A referida Instrução Normativa instituiu a “e-Financeira” que deverá ser transmitida pelas Instituições Financeiras ao ambiente do Sistema Público de Escrituração Digital (SPED) pelas pessoas jurídicas obrigadas a adotá-la, nos termos do § 1º da Lei Complementar nº 105, e que são as seguintes:

Os bancos de qualquer espécie • distribuidoras de valores mobiliários • corretoras de câmbio e de valores mobiliários • sociedades de crédito • financiamento e investimentos • cooperativas de crédito • sociedades de crédito imobiliário • administradoras de cartões de crédito • sociedades de arrendamento mercantil • administradoras de mercado de balcão organizado • associações de poupança e empréstimo • entidades de liquidação e compensação • bolsas de valores e de mercadorias e futuros • outras sociedades que em razão da natureza de suas operações assim venham a ser consideradas pelo Conselho Monetário Nacional.

A primeira entrega da “e-Financeira” será em maio de 2016, contendo dados de movimentações financeiras dos contribuintes a partir de 1º de dezembro de 2015.

Entre outros dados, aquelas instituições financeiras estarão obrigadas a prestar à Receita Federal informações sobre o saldo no último dia útil do ano de qualquer conta de depósito bancário ou não, inclusive de poupança; rendimentos brutos, acumulados anualmente, mês a mês, por aplicações financeiras; aquisições de moeda estrangeira; valor de créditos disponibilizados ao cotista, acumulados anualmente, mês a mês, por cota de consórcio, etc.

Por exemplo: se uma pessoa física pagou um prêmio de seguro de um automóvel de mais de R$ 2 mil em um mês, essa informação será enviada para o fisco.
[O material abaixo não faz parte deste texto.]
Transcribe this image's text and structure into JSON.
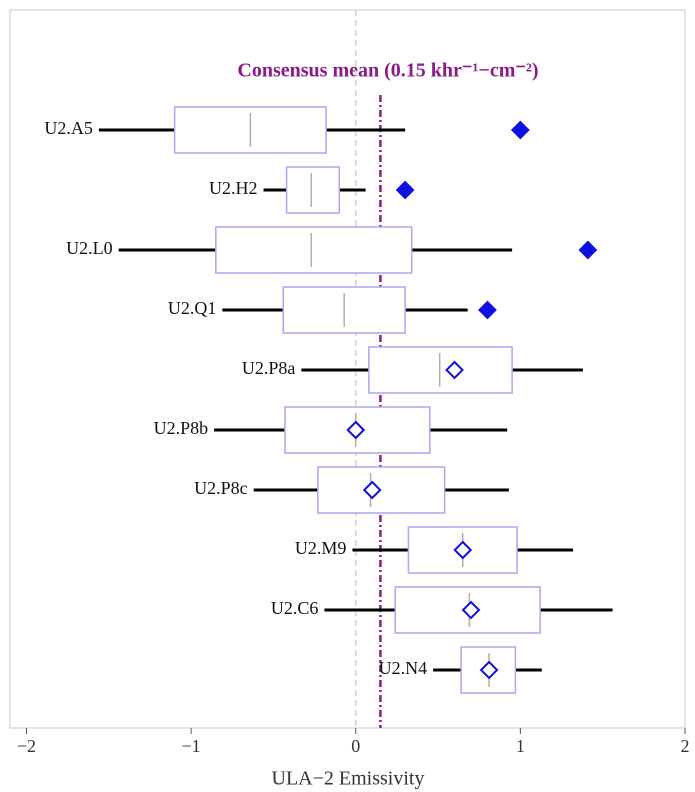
{
  "chart_data": {
    "type": "box",
    "title": "Consensus mean (0.15 khr⁻¹−cm⁻²)",
    "x_label": "ULA−2 Emissivity",
    "categories": [
      "U2.A5",
      "U2.H2",
      "U2.L0",
      "U2.Q1",
      "U2.P8a",
      "U2.P8b",
      "U2.P8c",
      "U2.M9",
      "U2.C6",
      "U2.N4"
    ],
    "whisker_low": [
      -1.56,
      -0.56,
      -1.44,
      -0.81,
      -0.33,
      -0.86,
      -0.62,
      -0.02,
      -0.19,
      0.47
    ],
    "q1": [
      -1.1,
      -0.42,
      -0.85,
      -0.44,
      0.08,
      -0.43,
      -0.23,
      0.32,
      0.24,
      0.64
    ],
    "median": [
      -0.64,
      -0.27,
      -0.27,
      -0.07,
      0.51,
      0.0,
      0.09,
      0.65,
      0.69,
      0.81
    ],
    "q3": [
      -0.18,
      -0.1,
      0.34,
      0.3,
      0.95,
      0.45,
      0.54,
      0.98,
      1.12,
      0.97
    ],
    "whisker_high": [
      0.3,
      0.06,
      0.95,
      0.68,
      1.38,
      0.92,
      0.93,
      1.32,
      1.56,
      1.13
    ],
    "marker": [
      1.0,
      0.3,
      1.41,
      0.8,
      0.6,
      0.0,
      0.1,
      0.65,
      0.7,
      0.81
    ],
    "marker_filled": [
      true,
      true,
      true,
      true,
      false,
      false,
      false,
      false,
      false,
      false
    ],
    "mean_line": 0.15,
    "mean_color": "#8b1a8b",
    "box_color": "#a8a8f0",
    "median_color": "#b0b0b0",
    "whisker_color": "#000000",
    "marker_color": "#1010e0",
    "zero_line": true,
    "xlim": [
      -2.1,
      2.0
    ],
    "xticks": [
      {
        "value": -2,
        "label": "−2"
      },
      {
        "value": -1,
        "label": "−1"
      },
      0,
      1,
      2
    ]
  }
}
Se ela paga mais de R$ 2 mil por mês de cotas de consórcios, isso também será notificado. Se ela aplicar ou retirar mais de R$ 2 mil da poupança, também. Em caso de pessoa jurídica o valor é de R$ 6.000,00 por mês.
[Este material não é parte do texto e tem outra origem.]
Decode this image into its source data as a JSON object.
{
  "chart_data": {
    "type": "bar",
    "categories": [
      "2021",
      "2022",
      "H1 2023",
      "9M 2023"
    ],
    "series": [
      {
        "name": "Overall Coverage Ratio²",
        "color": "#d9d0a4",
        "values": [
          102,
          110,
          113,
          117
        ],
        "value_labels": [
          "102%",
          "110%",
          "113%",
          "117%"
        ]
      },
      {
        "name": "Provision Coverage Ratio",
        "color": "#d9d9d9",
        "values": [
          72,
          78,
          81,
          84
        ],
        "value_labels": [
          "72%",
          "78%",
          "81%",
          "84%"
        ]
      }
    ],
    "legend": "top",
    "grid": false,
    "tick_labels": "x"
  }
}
As informações contidas na e-Financeira, inclusive os saldos de conta corrente e de poupança nos bancos, serão confrontadas com as prestadas pelos contribuintes na Declaração Anual do Imposto de Renda, que serão entregues entre março e abril de cada ano, inclusive na deste ano.

Nem mesmo os depósitos dos brasileiros nos Estados Unidos estarão fora do alcance da Receita Federal do Brasil, já que em 23 de setembro de 2014 ela firmou acordo com a Administração Tributária dos Estados Unidos, conhecida como FATCA, iniciais da sigla em inglês para Foreign Account Tax Compliance Act, na modalidade de reciprocidade total, que estabelece intercâmbio de informações prestadas pelas instituições financeiras dos respectivos países. E a partir de 2018, o intercâmbio de informações será feito com aproximadamente 100 países.
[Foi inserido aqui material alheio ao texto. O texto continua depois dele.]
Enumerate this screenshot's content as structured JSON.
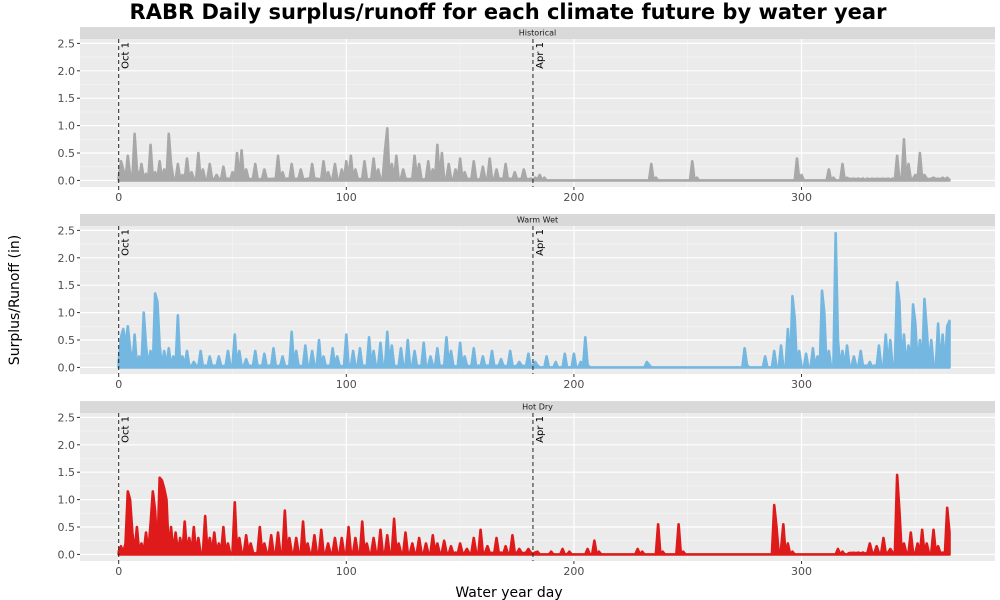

Essa Instrução Normativa 1.541 e a respectiva Lei Complementar 105 na qual ela se baseia estava sendo contestada no STF por diversas entidades, por suposta violação do sigilo bancário que exige decisão judicial para tal.

Contudo, na sessão do STF desta 4ª feira, dia 24/02/2016, por 9 votos a 2, os Ministros do Supremo consideraram legítimo o poder da Receita Federal, e de outras autoridades fiscais, de obterem dados bancários de contribuintes sem autorização judicial.

Sem dúvida esse instrumento vai dar a Receita Federal capacidade para controlar a “lavagem de dinheiro”, a “corrupção” e a “sonegação”.

A pergunta que muitas empresas e autônomos estão se fazendo neste momento é: “o que fazer agora”?

Com respeito ao envio das informações pelas entidades financeiras para o Fisco não há nada a fazer. Sim ou sim essas informações serão enviadas.

Com respeito às Declarações do Imposto de Renda que serão enviadas nos próximos meses de março e abril, seria conveniente que as pessoas físicas e jurídicas procurassem ajustá-las o melhor possível às suas reais movimentações financeiras, porque se houver uma discordância acentuada entre as informações prestadas pelas instituições financeiras e a declaração entregue, o contribuinte poderá ser chamado a prestar esclarecimentos. E se não convencer, poderá ter o imposto lançado, com multa, juros e correção monetária.

A partir de agora a Receita terá a sua disposição todo tipo de informações financeiras em seus computadores, seja de pessoas físicas como jurídicas e, obviamente, a movimentação financeira precisará guardar certa conformidade com a declaração de renda.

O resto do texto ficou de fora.